The ingredient, which is found in a variety of cosmetic and personal care products - including sunscreens and anti-aging skincare creams - breaks down into benzophenone, which accumulates rapidly as the product ages, demonstrated a team of French and American researchers in a study recently published in the journal Chemical Research in Toxicology [1].

Benzophenone accumulates over time

Researchers from the Oceanological Observatory of Banyuls-sur-Mer (Sorbonne University, CNRS), in collaboration with their American colleagues from the Haereticus Environmental Laboratory in Clifford, Virginia, tested some fifteen sunscreen and anti-aging products purchased in France and in the USA. The products have undergone a 6 week accelerated stability aging protocol, equivalent to one year spent at room temperature. Then they were analysed using a high performance mass spectrometer.

Initially, there is very little benzophenone in the products. But gradually as the product ages, there is more and more benzophenone,” told Prof. Philippe Lebaron, co-author of the study, to AFP. Indeed, after subjecting the products to the accelerated stability method, the concentration in benzophenone strongly increased in the products. "This is the first time the degradation of octocrylene into benzophenone has been demonstrated," added Pr. Lebaron.

Skin absorption

Benzophenone is associated with a wide range of toxicities, including genotoxicity, carcinogenicity, and endocrine disruption. The substance is classified as "possibly carcinogenic to humans (Group 2B)" by the International Agency for Research on Cancer (IARC) of the WHO.

Noting that both octocrylene and benzophenone are easily absorbed through the skin, the researchers believe that octocrylene-based products, and therefore contaminated with benzophenone, can pose a threat to human health.

Harmful to marine life

Octocrylene is also suspected of being harmful to marine life, especially corals. Octocrylene can act as a metabolic toxicant in corals, potentially decreasing the resiliency of coral reefs to climate change, said the authors of the study. “Some manufacturers have withdrawn it from their sunscreens for environmental reasons,” notes Prof. Lebaron.

Concentration well below safety thresholds

The fact that products containing octocrylene may also contain traces of benzophenone is “well known” by cosmetics manufacturers, responded the French federation of beauty enterprises (FEBEA). According to the trade body, the safety assessment of octocrylene already takes into account the possible presence of benzophenone. Furthermore, the quantities measured in the study published in the the journal Chemical Research in Toxicology, “always remain below the toxicity thresholds that guarantee products are safe to human health.
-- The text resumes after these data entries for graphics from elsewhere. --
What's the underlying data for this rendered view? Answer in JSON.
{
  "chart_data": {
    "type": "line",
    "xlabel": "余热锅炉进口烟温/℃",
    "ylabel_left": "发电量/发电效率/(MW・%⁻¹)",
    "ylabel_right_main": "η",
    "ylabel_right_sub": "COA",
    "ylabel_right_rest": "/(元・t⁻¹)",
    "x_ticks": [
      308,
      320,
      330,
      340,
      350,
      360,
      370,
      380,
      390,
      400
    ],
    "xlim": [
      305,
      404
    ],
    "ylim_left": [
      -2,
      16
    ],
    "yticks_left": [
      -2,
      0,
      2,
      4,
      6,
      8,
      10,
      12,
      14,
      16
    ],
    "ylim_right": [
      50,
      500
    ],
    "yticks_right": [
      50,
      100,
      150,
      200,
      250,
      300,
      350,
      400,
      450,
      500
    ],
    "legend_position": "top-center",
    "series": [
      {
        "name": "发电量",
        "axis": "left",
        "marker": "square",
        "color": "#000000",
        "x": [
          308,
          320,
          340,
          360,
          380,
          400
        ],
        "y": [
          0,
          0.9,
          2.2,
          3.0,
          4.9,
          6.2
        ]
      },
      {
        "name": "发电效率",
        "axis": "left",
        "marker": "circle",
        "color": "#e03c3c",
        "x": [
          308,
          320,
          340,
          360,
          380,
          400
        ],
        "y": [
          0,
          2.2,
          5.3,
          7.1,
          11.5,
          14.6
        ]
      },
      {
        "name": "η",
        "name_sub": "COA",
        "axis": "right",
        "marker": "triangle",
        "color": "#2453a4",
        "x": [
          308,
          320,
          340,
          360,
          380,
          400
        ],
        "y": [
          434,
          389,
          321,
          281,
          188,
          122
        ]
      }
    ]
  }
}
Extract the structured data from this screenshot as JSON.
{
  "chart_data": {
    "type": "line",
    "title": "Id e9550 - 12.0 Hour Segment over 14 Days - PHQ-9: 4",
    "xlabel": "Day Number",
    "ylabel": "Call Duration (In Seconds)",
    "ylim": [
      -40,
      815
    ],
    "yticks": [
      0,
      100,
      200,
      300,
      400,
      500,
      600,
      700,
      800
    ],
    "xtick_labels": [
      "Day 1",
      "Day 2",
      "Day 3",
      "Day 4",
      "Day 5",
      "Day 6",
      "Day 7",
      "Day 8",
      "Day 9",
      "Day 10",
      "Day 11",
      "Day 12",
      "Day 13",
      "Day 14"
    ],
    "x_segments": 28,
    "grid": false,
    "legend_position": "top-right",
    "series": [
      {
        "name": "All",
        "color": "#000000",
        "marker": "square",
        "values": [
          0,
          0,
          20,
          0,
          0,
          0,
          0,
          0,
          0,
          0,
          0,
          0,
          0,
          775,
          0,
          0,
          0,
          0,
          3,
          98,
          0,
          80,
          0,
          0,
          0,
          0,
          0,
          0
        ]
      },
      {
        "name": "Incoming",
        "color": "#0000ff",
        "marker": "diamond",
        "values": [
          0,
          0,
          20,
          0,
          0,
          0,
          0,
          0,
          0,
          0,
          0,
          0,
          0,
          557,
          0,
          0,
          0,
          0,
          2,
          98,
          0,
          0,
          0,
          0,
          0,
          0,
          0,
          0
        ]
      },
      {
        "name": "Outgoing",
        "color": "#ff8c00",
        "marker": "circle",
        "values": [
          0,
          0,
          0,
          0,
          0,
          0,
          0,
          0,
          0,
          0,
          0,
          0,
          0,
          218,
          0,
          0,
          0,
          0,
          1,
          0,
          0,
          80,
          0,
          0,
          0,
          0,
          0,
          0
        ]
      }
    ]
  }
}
Actually, the main challenge regarding the use of octocrylene in personal care formulas might be to better purify octocrylene from its benzophenone contaminant before selling it to personal care product manufacturers and to develop stabilizing methods that prevent the formation of benzophenone. "Our results did indeed demonstrate that the rate of benzophenone concentration increase depends more on the product formulation than on the initial octocrylene concentration," said the authors of the study.

In any case, according to the FEBEA, human exposure to benzophenone, as described by the study, would not exceed 0.5 mg / day (when applying 18 g of sunscreen per day), which is three times less than the maximum tolerated oral dose. “These traces of benzophenone therefore have no impact on health," concludes the organisation.